KARACHI, July 27: A federal bomb disposal expert, who voluntarily appeared before the Nishtar Park blast inquiry tribunal on Thursday, hinted at the possibility of two suicide bombers.
An ex-army major of the engineering corps, Tabassam Khurshid said he works as director of the Islamabad police bomb disposal squad and was asked by the interior secretary, Syed Kamal Shah, to probe the April 11 explosion.
He arrived in Karachi on April 14, prepared a report after examining two bodies and a skull in addition to the severed head of the suspected suicide bomber in the Edhi mortuary, interviewing the injured victims in the Civil Hospital and inspecting the site. The report was sent to the interior secretary on April 23.
Asked under what authority of law he conducted the probe, the ex-major said he carried out the interior secretary’s order. He said he was not asked by the provincial government or police to hold an inquiry nor submitted his report to them.
Having learnt through the media that the tribunal wants anybody with any information about the blast to appear before it, he decided to present a copy of his report to it. Described as a ‘surprise witness’ by Additional Advocate-General Sarwar Khan, the bomb disposal expert gave highly technical details about the explosion and the device it might have been caused by but left the tribunal little wiser about the incident as he failed to give definite replies to its queries.
The witness replied in the negative when asked by the tribunal whether he himself was a chemical examiner or sent the material examined by him for chemical analysis.
He said he had attended a large number of bomb disposal courses, including one on post-blast investigation, and has probed over 50 blasts.
Maj Khurshid said he found no mark of the blast on the ground or the stage where most of the casualties occurred.
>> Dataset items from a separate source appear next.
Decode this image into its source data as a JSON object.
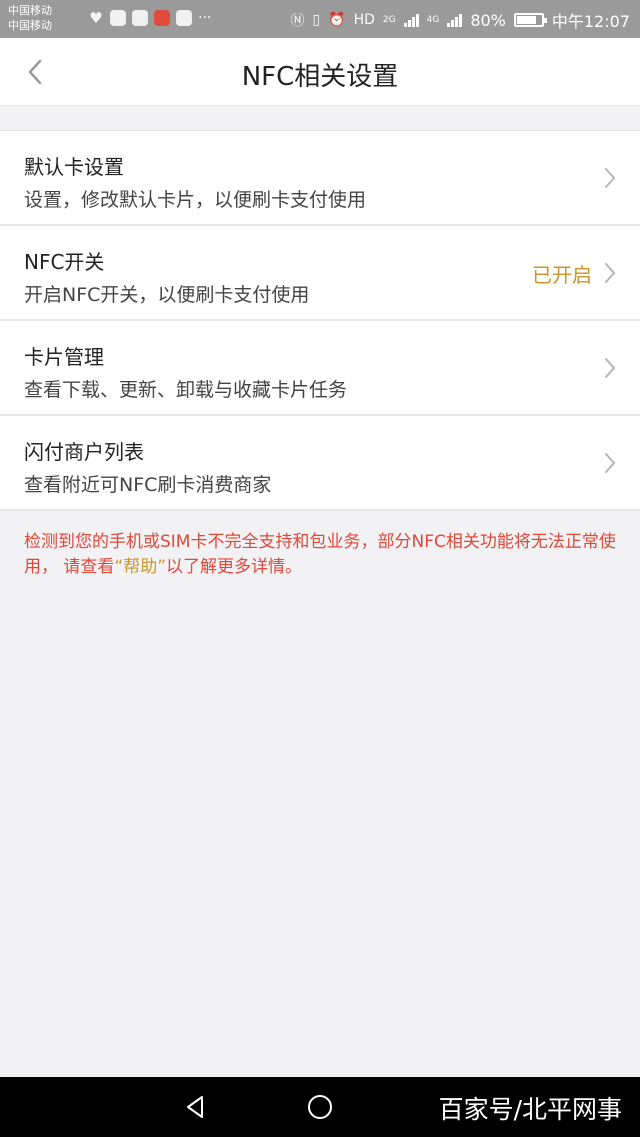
{
  "status_bar": {
    "carrier_1": "中国移动",
    "carrier_2": "中国移动",
    "network_1": "2G",
    "network_2": "4G",
    "battery": "80%",
    "battery_level": 0.8,
    "time": "中午12:07",
    "dots": "···"
  },
  "header": {
    "title": "NFC相关设置"
  },
  "rows": [
    {
      "title": "默认卡设置",
      "subtitle": "设置，修改默认卡片，以便刷卡支付使用",
      "status": ""
    },
    {
      "title": "NFC开关",
      "subtitle": "开启NFC开关，以便刷卡支付使用",
      "status": "已开启"
    },
    {
      "title": "卡片管理",
      "subtitle": "查看下载、更新、卸载与收藏卡片任务",
      "status": ""
    },
    {
      "title": "闪付商户列表",
      "subtitle": "查看附近可NFC刷卡消费商家",
      "status": ""
    }
  ],
  "notice": {
    "before": "检测到您的手机或SIM卡不完全支持和包业务，部分NFC相关功能将无法正常使用， 请查看",
    "link": "“帮助”",
    "after": "以了解更多详情。"
  },
  "navbar": {
    "watermark": "百家号/北平网事"
  },
  "colors": {
    "accent": "#c8962b",
    "warning": "#e0483a",
    "background": "#f2f2f4"
  }
}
The fact that the explosion blew no hole nor created a fissure on the ground indicated that it was caused by a suicide bomber and not by a planted bomb.
No cracks appear even the blast occurs one foot above the ground level. In his opinion, he said, the blast occurred four feet above the ground level. Asked why the pipes the stage was erected on remained intact, he said they might not have been hit by the material released by the blast.
Five kilograms of highly explosive material wrapped around the suicide bomber’s body as a ‘jacket’ or ‘waistcoat’ with pellets or projectiles made of stainless steel should have been used to cause the explosion, the witness said. The chemical used was C4. The velocity or VOD of the explosion would have been 26,400 feet per second and it must have released gas at a speed of 1000 kilometers per hour. The blast was big enough to damage anybody or anything within a radius of 50 meters. It generated 1000 degrees of heat. Asked by Sunni Movement counsel Javaid Ahmed Chhatari why most casualties occurred on the stage, he said those standing nearest to the suicide bomber were likely to be hurt the most. He could not reply to a query why an equal impact was not created within 50-meter radius. Advocate Chhatari also said that if the radius were that wide, the entire park should have been hit and casualties should have been in thousands. Why the impact was concentrated on the stage? the lawyer asked.
The witness said that the statements of the injured victims were too divergent and confusing that he could not specify the spot where the blast originated from. He believed that the bomber might have been standing some 20 feet from the stage in its front. The severed head might not have belonged to the bomber because a victim standing some feet away might also have his body torn into pieces. The AAG surmised that the head might have been thrown away by the impact.
Earlier, three more medico-legal officers of the Jinnah Post-Graduate Medical Centre, the Civil Hospital and the Abbasi Shaheed Hospital recorded their statements. The tribunal continued its proceedings till 5 pm on Thursday to examine Maj Tabassam Khurshid.